Und dann erhalte ich – ich meine, ich hätte es schon mal erwähnt – seit geraumer Zeit Unmengen an Initiativbewerbungen, die alle genau gleich sind. Erstens heißen alle Bewerber:innen in etwa so wie „Mohammed X“ oder „Rajesh Y“. Dann sind sie alle hochausgebildet in irgendwelchen Bereichen, die gar, wirklich gar nichts mit meinem Unternehmen zu tun haben. Der Mail hängt immer ein PDF an, Aufbau Bewerbungsschreiben immer gleich, alle Zeugnisse mit dabei. Im Moment brauche ich keine Maschinenbauingenieur:innen, daher lösche ich die Mails einfach immer, doch inzwischen bin ich bei im Schnitt 5 pro Woche, da möchte ich gerne die dahinterliegende Idee verstehen.

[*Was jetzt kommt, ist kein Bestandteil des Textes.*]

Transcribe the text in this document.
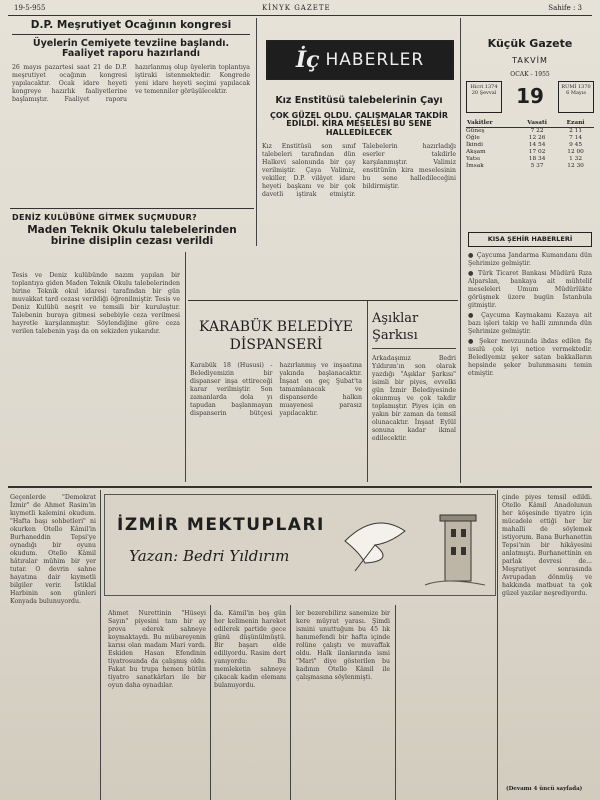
19-5-955	KİNYK GAZETE	Sahife : 3
D.P. Meşrutiyet Ocağının kongresi
Üyelerin Cemiyete tevziine başlandı. Faaliyet raporu hazırlandı
26 mayıs pazartesi saat 21 de D.P. meşrutiyet ocağının kongresi yapılacaktır. Ocak idare heyeti kongreye hazırlık faaliyetlerine başlamıştır. Faaliyet raporu hazırlanmış olup üyelerin toplantıya iştiraki istenmektedir. Kongrede yeni idare heyeti seçimi yapılacak ve temenniler görüşülecektir.
DENİZ KULÜBÜNE GİTMEK SUÇMUDUR?
Maden Teknik Okulu talebelerinden birine disiplin cezası verildi
Tesis ve Deniz kulübünde nazım yapılan bir toplantıya giden Maden Teknik Okulu talebelerinden birine Teknik okul idaresi tarafından bir gün muvakkat tard cezası verildiği öğrenilmiştir. Tesis ve Deniz Kulübü neşrit ve temsili bir kuruluştur. Talebenin buraya gitmesi sebebiyle ceza verilmesi hayretle karşılanmıştır. Söylendiğine göre ceza verilen talebenin yaşı da on sekizden yukarıdır.
İç HABERLER
Kız Enstitüsü talebelerinin Çayı
ÇOK GÜZEL OLDU. ÇALIŞMALAR TAKDİR EDİLDİ. KİRA MESELESİ BU SENE HALLEDİLECEK
Kız Enstitüsü son sınıf talebeleri tarafından dün Halkevi salonunda bir çay verilmiştir. Çaya Valimiz, vekiller, D.P. vilâyet idare heyeti başkanı ve bir çok davetli iştirak etmiştir. Talebelerin hazırladığı eserler takdirle karşılanmıştır. Valimiz enstitünün kira meselesinin bu sene halledileceğini bildirmiştir.
Küçük Gazete
TAKVİM
OCAK - 1955
Hicri 1374 20 Şevval 19	RUMİ 1370 6 Mayıs
Vakitler	Vasati	Ezani
Güneş	7 22	2 11
Öğle	12 26	7 14
İkindi	14 54	9 45
Akşam	17 02	12 00
Yatsı	18 34	1 32
İmsak	5 37	12 30
KISA ŞEHİR HABERLERİ

● Çaycuma Jandarma Kumandanı dün Şehrimize gelmiştir.

● Türk Ticaret Bankası Müdürü Rıza Alparslan, bankaya ait mühtelif meseleleri Umum Müdürlükte görüşmek üzere bugün İstanbula gitmiştir.

● Çaycuma Kaymakamı Kazaya ait bazı işleri takip ve halli zımnında dün Şehrimize gelmiştir.

● Şeker mevzuunda ihdas edilen fiş usulü çok iyi netice vermektedir. Belediyemiz şeker satan bakkalların hepsinde şeker bulunmasını temin etmiştir.

KARABÜK BELEDİYE DİSPANSERİ
Karabük 18 (Hususi) - Belediyemizin bir dispanser inşa ettireceği karar verilmiştir. Son zamanlarda dola yı tapudan başlanmayan dispanserin bütçesi hazırlanmış ve inşaatına yakında başlanacaktır. İnşaat en geç Şubat'ta tamamlanacak ve dispanserde halkın muayenesi parasız yapılacaktır.
Aşıklar Şarkısı
Arkadaşımız Bedri Yıldırım'ın son olarak yazdığı "Aşıklar Şarkısı" isimli bir piyes, evvelki gün İzmir Belediyesinde okunmuş ve çok takdir toplamıştır. Piyes için en yakın bir zaman da temsil olunacaktır. İnşaat Eylül sonuna kadar ikmal edilecektir.
İZMİR MEKTUPLARI
Yazan: Bedri Yıldırım
Geçenlerde "Demokrat İzmir" de Ahmet Rasim'in kıymetli kalemini okudum. "Hafta başı sohbetleri" ni okurken Otello Kâmil'in Burhaneddin Tepsi'ye oynadığı bir oyunu okudum. Otello Kâmil hâtıralar mühim bir yer tutar. O devrin sahne hayatına dair kıymetli bilgiler verir. İstiklal Harbinin son günleri Konyada bulunuyordu.
Ahmet Nurettinin "Hüseyi Sayın" piyesini tam bir ay prova ederek sahneye koymaktaydı. Bu mübareyenin karısı olan madam Mari vardı. Eskiden Hasan Efendinin tiyatrosunda da çalışmış oldu. Fakat bu trupa hemen bütün tiyatro sanatkârları ile bir oyun daha oynadılar.
da. Kâmil'in boş gün her kelimenin hareket edilerek partide gece günü düşünülmüştü. Bir başarı elde ediliyordu. Rasim dert yanıyordu: Bu memleketin sahneye çıkacak kadın elemanı bulamıyordu.
ler bezerebilirız sanemize bir kere müyrat yarası. Şimdi ismini unuttuğum bu 45 lık hanımefendi bir hafta içinde rolüne çalıştı ve muvaffak oldu. Halk ilanlarında ismi "Mari" diye gösterilen bu kadının Otello Kâmil ile çalışmasına söylenmişti.
çinde piyes temsil edildi. Otello Kâmil Anadolunun her köşesinde tiyatro için mücadele ettiği her bir mahalli de söylemek istiyorum. Bana Burhanettin Tepsi'nin bir hikâyesini anlatmıştı. Burhanettinin en parlak devresi de... Meşrutiyet sonrasında Avrupadan dönmüş ve hakkında matbuat ta çok güzel yazılar neşrediyordu.
(Devamı 4 üncü sayfada)
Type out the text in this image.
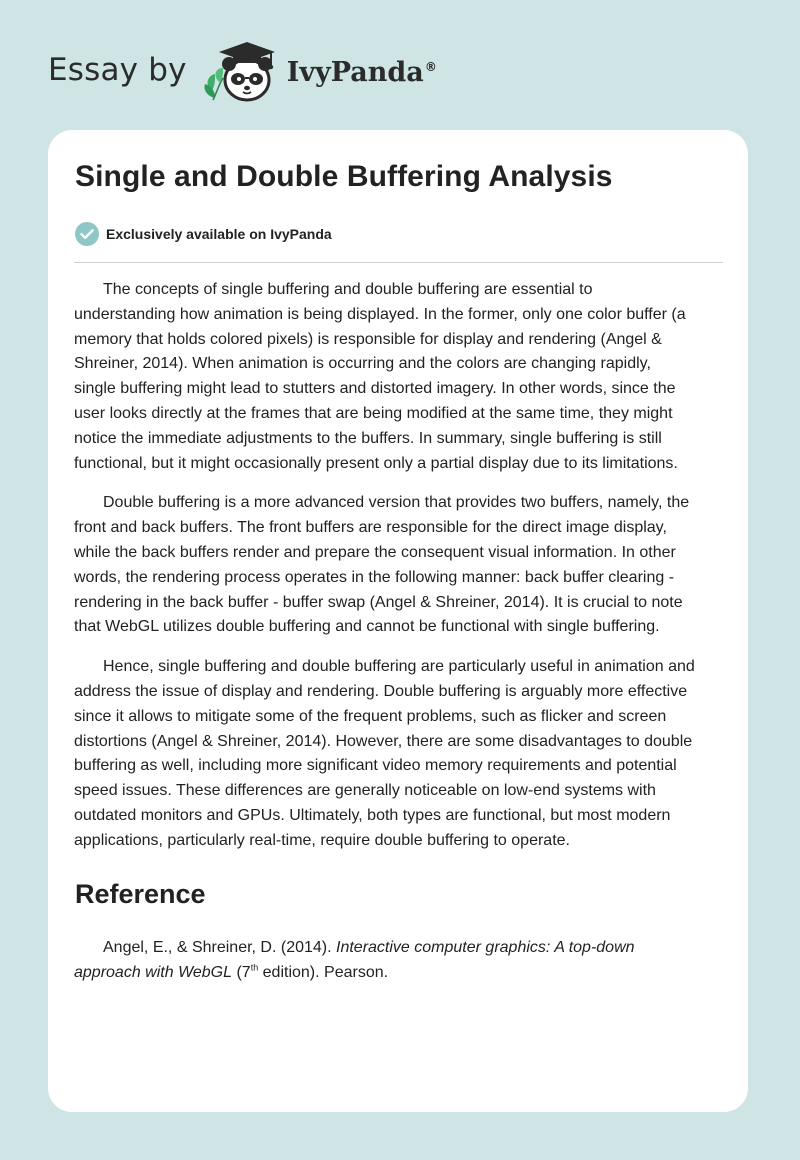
Essay by	IvyPanda®
Single and Double Buffering Analysis
Exclusively available on IvyPanda

The concepts of single buffering and double buffering are essential to
understanding how animation is being displayed. In the former, only one color buffer (a
memory that holds colored pixels) is responsible for display and rendering (Angel &
Shreiner, 2014). When animation is occurring and the colors are changing rapidly,
single buffering might lead to stutters and distorted imagery. In other words, since the
user looks directly at the frames that are being modified at the same time, they might
notice the immediate adjustments to the buffers. In summary, single buffering is still
functional, but it might occasionally present only a partial display due to its limitations.

Double buffering is a more advanced version that provides two buffers, namely, the
front and back buffers. The front buffers are responsible for the direct image display,
while the back buffers render and prepare the consequent visual information. In other
words, the rendering process operates in the following manner: back buffer clearing -
rendering in the back buffer - buffer swap (Angel & Shreiner, 2014). It is crucial to note
that WebGL utilizes double buffering and cannot be functional with single buffering.

Hence, single buffering and double buffering are particularly useful in animation and
address the issue of display and rendering. Double buffering is arguably more effective
since it allows to mitigate some of the frequent problems, such as flicker and screen
distortions (Angel & Shreiner, 2014). However, there are some disadvantages to double
buffering as well, including more significant video memory requirements and potential
speed issues. These differences are generally noticeable on low-end systems with
outdated monitors and GPUs. Ultimately, both types are functional, but most modern
applications, particularly real-time, require double buffering to operate.

Reference
Angel, E., & Shreiner, D. (2014). Interactive computer graphics: A top-down
approach with WebGL (7th edition). Pearson.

Vor einigen Monaten hatte ich das Thema bereits einmal mit Frau N durchgesprochen, und da stand kurz die Idee im Raum, ob es sich vielleicht um ein betrügerisches Ansinnen handelt, bei dem gegen nichtberücksichtigte Bewerbungen wegen rassistischer Voreingenommenheit geklagt werden soll. Da bin ich jetzt erst einmal ganz entspannt, die Richterin, die mich verklagt, weil ich keinen Maschinenbauingenieur eingestellt habe, möchte ich sehen. In Wien erreichten mich dann wieder mehrere Bewerbungen, und Frau N. schlug vor, ich könne ja mal auf eine antworten und fragen, wie es denn dazu wohl gekommen ist. (Die neue Arbeitshypothese, zumal die Bewerber:innen tatsächlich im Netz auffindbar waren, ist, dass es sich um einen gestreamlineten Bewerbungsservice handelt, der gegen Geld für Bewerbungen, die bei Ämtern vorgewiesen werden können, sorgt.) Es gibt natürlich keine Bessere Zeit als die erste Woche im Monat, um solche Emails zu beantworten, also fragte ich heute eine indische Molekulargenetikerin, ob sie mir helfen könne, ich sei etwas erstaunt über ihre Bewerbung, ob ich erfahren könne, welche Information auf der Unternehmenswebseite sie davon überzeugt habe, dass wir Molekulargenetikerinnen einstellen.

Und jetzt arbeite ich ein bisschen weiter und warte, ob mir irgendjemand zurückschreibt. Ich halte das für nicht sehr wahrscheinlich, aber schön wäre das natürlich.